OK, so I love the content of biology, but it should pass a test (no pun intended). This “test” is basically to determine my knack for microscopy. Therefore, I might take a non-majors biology class (along with an unrelated course to accompany it), which is also especially good since I have been out of high school biology for over 10 years. It should be quite easy in content, given all the stuff I’ve read so far. Yet we seldom used microscopes, since the sp-ed high school I attended did not have a strong lab focus. And when we did, just like toy microscopes I have used, it was less than satisfactory.
This will determine if I should pursue biology as a major. If so, after all these years I would have been correct being the stalwart I have been for the subject, and I would go for it (perhaps as part of the proposed double major mentioned earlier in this blog. But if not, hey, I can read websites or popular-level books on it. Maybe even textbooks. College isn’t the only way of learning, but keep in mind of what makes college what it is: majors (and all the paraphernalia that goes with them) form a clique of sorts, and are separated by interest, in which one could (typically) care less about another. Would a math major penetrate into the music major’s coursework, or the business major into biology, or the chemistry’s into criminal justice? Barring minors and double majors, most likely not. Besides, unless you are in that field of study, the level of material covered, especially in the junior and senior level courses (and perhaps even some sophomore ones), the info, and detail covered therein, would be of little consequence. You must follow your own passions. Alas, you must be willing to make trade-offs among courses, in which case you can only take some courses, but not all, in a major’s elective or flexible core sequence. That could be the more troubling side, but you have your whole life to learn new things. After all, that’s what periodicals, trainings, and for some, grad school is for.

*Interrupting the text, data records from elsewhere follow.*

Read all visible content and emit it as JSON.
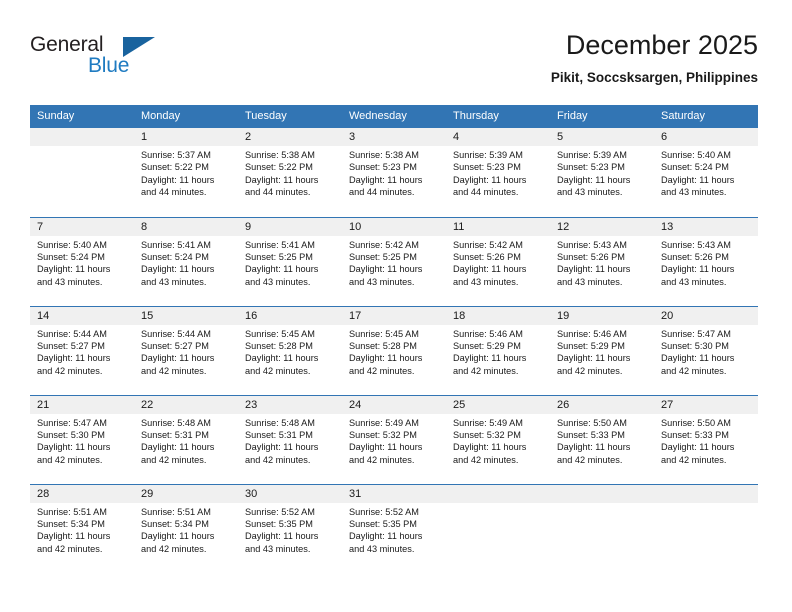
{
  "brand": {
    "name_top": "General",
    "name_bottom": "Blue",
    "triangle_color": "#19639e",
    "blue_color": "#1f7bc1"
  },
  "header": {
    "title": "December 2025",
    "subtitle": "Pikit, Soccsksargen, Philippines"
  },
  "theme": {
    "header_bg": "#3275b4",
    "daynum_bg": "#f0f0f0",
    "text": "#1a1a1a"
  },
  "calendar": {
    "weekday_headers": [
      "Sunday",
      "Monday",
      "Tuesday",
      "Wednesday",
      "Thursday",
      "Friday",
      "Saturday"
    ],
    "labels": {
      "sunrise": "Sunrise:",
      "sunset": "Sunset:",
      "daylight": "Daylight:"
    },
    "weeks": [
      [
        {
          "day": "",
          "sunrise": "",
          "sunset": "",
          "daylight_1": "",
          "daylight_2": ""
        },
        {
          "day": "1",
          "sunrise": "Sunrise: 5:37 AM",
          "sunset": "Sunset: 5:22 PM",
          "daylight_1": "Daylight: 11 hours",
          "daylight_2": "and 44 minutes."
        },
        {
          "day": "2",
          "sunrise": "Sunrise: 5:38 AM",
          "sunset": "Sunset: 5:22 PM",
          "daylight_1": "Daylight: 11 hours",
          "daylight_2": "and 44 minutes."
        },
        {
          "day": "3",
          "sunrise": "Sunrise: 5:38 AM",
          "sunset": "Sunset: 5:23 PM",
          "daylight_1": "Daylight: 11 hours",
          "daylight_2": "and 44 minutes."
        },
        {
          "day": "4",
          "sunrise": "Sunrise: 5:39 AM",
          "sunset": "Sunset: 5:23 PM",
          "daylight_1": "Daylight: 11 hours",
          "daylight_2": "and 44 minutes."
        },
        {
          "day": "5",
          "sunrise": "Sunrise: 5:39 AM",
          "sunset": "Sunset: 5:23 PM",
          "daylight_1": "Daylight: 11 hours",
          "daylight_2": "and 43 minutes."
        },
        {
          "day": "6",
          "sunrise": "Sunrise: 5:40 AM",
          "sunset": "Sunset: 5:24 PM",
          "daylight_1": "Daylight: 11 hours",
          "daylight_2": "and 43 minutes."
        }
      ],
      [
        {
          "day": "7",
          "sunrise": "Sunrise: 5:40 AM",
          "sunset": "Sunset: 5:24 PM",
          "daylight_1": "Daylight: 11 hours",
          "daylight_2": "and 43 minutes."
        },
        {
          "day": "8",
          "sunrise": "Sunrise: 5:41 AM",
          "sunset": "Sunset: 5:24 PM",
          "daylight_1": "Daylight: 11 hours",
          "daylight_2": "and 43 minutes."
        },
        {
          "day": "9",
          "sunrise": "Sunrise: 5:41 AM",
          "sunset": "Sunset: 5:25 PM",
          "daylight_1": "Daylight: 11 hours",
          "daylight_2": "and 43 minutes."
        },
        {
          "day": "10",
          "sunrise": "Sunrise: 5:42 AM",
          "sunset": "Sunset: 5:25 PM",
          "daylight_1": "Daylight: 11 hours",
          "daylight_2": "and 43 minutes."
        },
        {
          "day": "11",
          "sunrise": "Sunrise: 5:42 AM",
          "sunset": "Sunset: 5:26 PM",
          "daylight_1": "Daylight: 11 hours",
          "daylight_2": "and 43 minutes."
        },
        {
          "day": "12",
          "sunrise": "Sunrise: 5:43 AM",
          "sunset": "Sunset: 5:26 PM",
          "daylight_1": "Daylight: 11 hours",
          "daylight_2": "and 43 minutes."
        },
        {
          "day": "13",
          "sunrise": "Sunrise: 5:43 AM",
          "sunset": "Sunset: 5:26 PM",
          "daylight_1": "Daylight: 11 hours",
          "daylight_2": "and 43 minutes."
        }
      ],
      [
        {
          "day": "14",
          "sunrise": "Sunrise: 5:44 AM",
          "sunset": "Sunset: 5:27 PM",
          "daylight_1": "Daylight: 11 hours",
          "daylight_2": "and 42 minutes."
        },
        {
          "day": "15",
          "sunrise": "Sunrise: 5:44 AM",
          "sunset": "Sunset: 5:27 PM",
          "daylight_1": "Daylight: 11 hours",
          "daylight_2": "and 42 minutes."
        },
        {
          "day": "16",
          "sunrise": "Sunrise: 5:45 AM",
          "sunset": "Sunset: 5:28 PM",
          "daylight_1": "Daylight: 11 hours",
          "daylight_2": "and 42 minutes."
        },
        {
          "day": "17",
          "sunrise": "Sunrise: 5:45 AM",
          "sunset": "Sunset: 5:28 PM",
          "daylight_1": "Daylight: 11 hours",
          "daylight_2": "and 42 minutes."
        },
        {
          "day": "18",
          "sunrise": "Sunrise: 5:46 AM",
          "sunset": "Sunset: 5:29 PM",
          "daylight_1": "Daylight: 11 hours",
          "daylight_2": "and 42 minutes."
        },
        {
          "day": "19",
          "sunrise": "Sunrise: 5:46 AM",
          "sunset": "Sunset: 5:29 PM",
          "daylight_1": "Daylight: 11 hours",
          "daylight_2": "and 42 minutes."
        },
        {
          "day": "20",
          "sunrise": "Sunrise: 5:47 AM",
          "sunset": "Sunset: 5:30 PM",
          "daylight_1": "Daylight: 11 hours",
          "daylight_2": "and 42 minutes."
        }
      ],
      [
        {
          "day": "21",
          "sunrise": "Sunrise: 5:47 AM",
          "sunset": "Sunset: 5:30 PM",
          "daylight_1": "Daylight: 11 hours",
          "daylight_2": "and 42 minutes."
        },
        {
          "day": "22",
          "sunrise": "Sunrise: 5:48 AM",
          "sunset": "Sunset: 5:31 PM",
          "daylight_1": "Daylight: 11 hours",
          "daylight_2": "and 42 minutes."
        },
        {
          "day": "23",
          "sunrise": "Sunrise: 5:48 AM",
          "sunset": "Sunset: 5:31 PM",
          "daylight_1": "Daylight: 11 hours",
          "daylight_2": "and 42 minutes."
        },
        {
          "day": "24",
          "sunrise": "Sunrise: 5:49 AM",
          "sunset": "Sunset: 5:32 PM",
          "daylight_1": "Daylight: 11 hours",
          "daylight_2": "and 42 minutes."
        },
        {
          "day": "25",
          "sunrise": "Sunrise: 5:49 AM",
          "sunset": "Sunset: 5:32 PM",
          "daylight_1": "Daylight: 11 hours",
          "daylight_2": "and 42 minutes."
        },
        {
          "day": "26",
          "sunrise": "Sunrise: 5:50 AM",
          "sunset": "Sunset: 5:33 PM",
          "daylight_1": "Daylight: 11 hours",
          "daylight_2": "and 42 minutes."
        },
        {
          "day": "27",
          "sunrise": "Sunrise: 5:50 AM",
          "sunset": "Sunset: 5:33 PM",
          "daylight_1": "Daylight: 11 hours",
          "daylight_2": "and 42 minutes."
        }
      ],
      [
        {
          "day": "28",
          "sunrise": "Sunrise: 5:51 AM",
          "sunset": "Sunset: 5:34 PM",
          "daylight_1": "Daylight: 11 hours",
          "daylight_2": "and 42 minutes."
        },
        {
          "day": "29",
          "sunrise": "Sunrise: 5:51 AM",
          "sunset": "Sunset: 5:34 PM",
          "daylight_1": "Daylight: 11 hours",
          "daylight_2": "and 42 minutes."
        },
        {
          "day": "30",
          "sunrise": "Sunrise: 5:52 AM",
          "sunset": "Sunset: 5:35 PM",
          "daylight_1": "Daylight: 11 hours",
          "daylight_2": "and 43 minutes."
        },
        {
          "day": "31",
          "sunrise": "Sunrise: 5:52 AM",
          "sunset": "Sunset: 5:35 PM",
          "daylight_1": "Daylight: 11 hours",
          "daylight_2": "and 43 minutes."
        },
        {
          "day": "",
          "sunrise": "",
          "sunset": "",
          "daylight_1": "",
          "daylight_2": ""
        },
        {
          "day": "",
          "sunrise": "",
          "sunset": "",
          "daylight_1": "",
          "daylight_2": ""
        },
        {
          "day": "",
          "sunrise": "",
          "sunset": "",
          "daylight_1": "",
          "daylight_2": ""
        }
      ]
    ]
  }
}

And most intellectual territory has become very parochial and specialized, so you just have to find a niche. For many people, their whole career may revolve around one course in their college years, so most other knowledge is lost. And many courses are just stepping stones. In some ways, it shows God’s sovereignty, in that he leads you what is necessary now (and thus part of his will) and what isn’t (stuff you learned for that time but is no longer relevant). Moreover, while knowledge is power, it can be abused. Moreover, in many cases, as we all know, ignorance can be bliss sometimes (cf. Eccl. 1:18). This does not mean we can’t learn, but it should be kept within bounds. Also too much bondage to knowledge can cause worldliness and even idolatry. (Rom 1:21-23, 25; 1 Cor 8:1-3)
You won’t learn everything there is to know. If we did, we’d cease to be human. Thus, as humans, thank the One who gave you any access to knowledge at all, including your very mind! And enjoy what you DO learn rather than worry about what you can’t. By the way, if you are in college, as you meet with your advisers, when picking electives, I would imagine it would often be based on past courses and your feelings on those.
Don’t be too smart for your own good!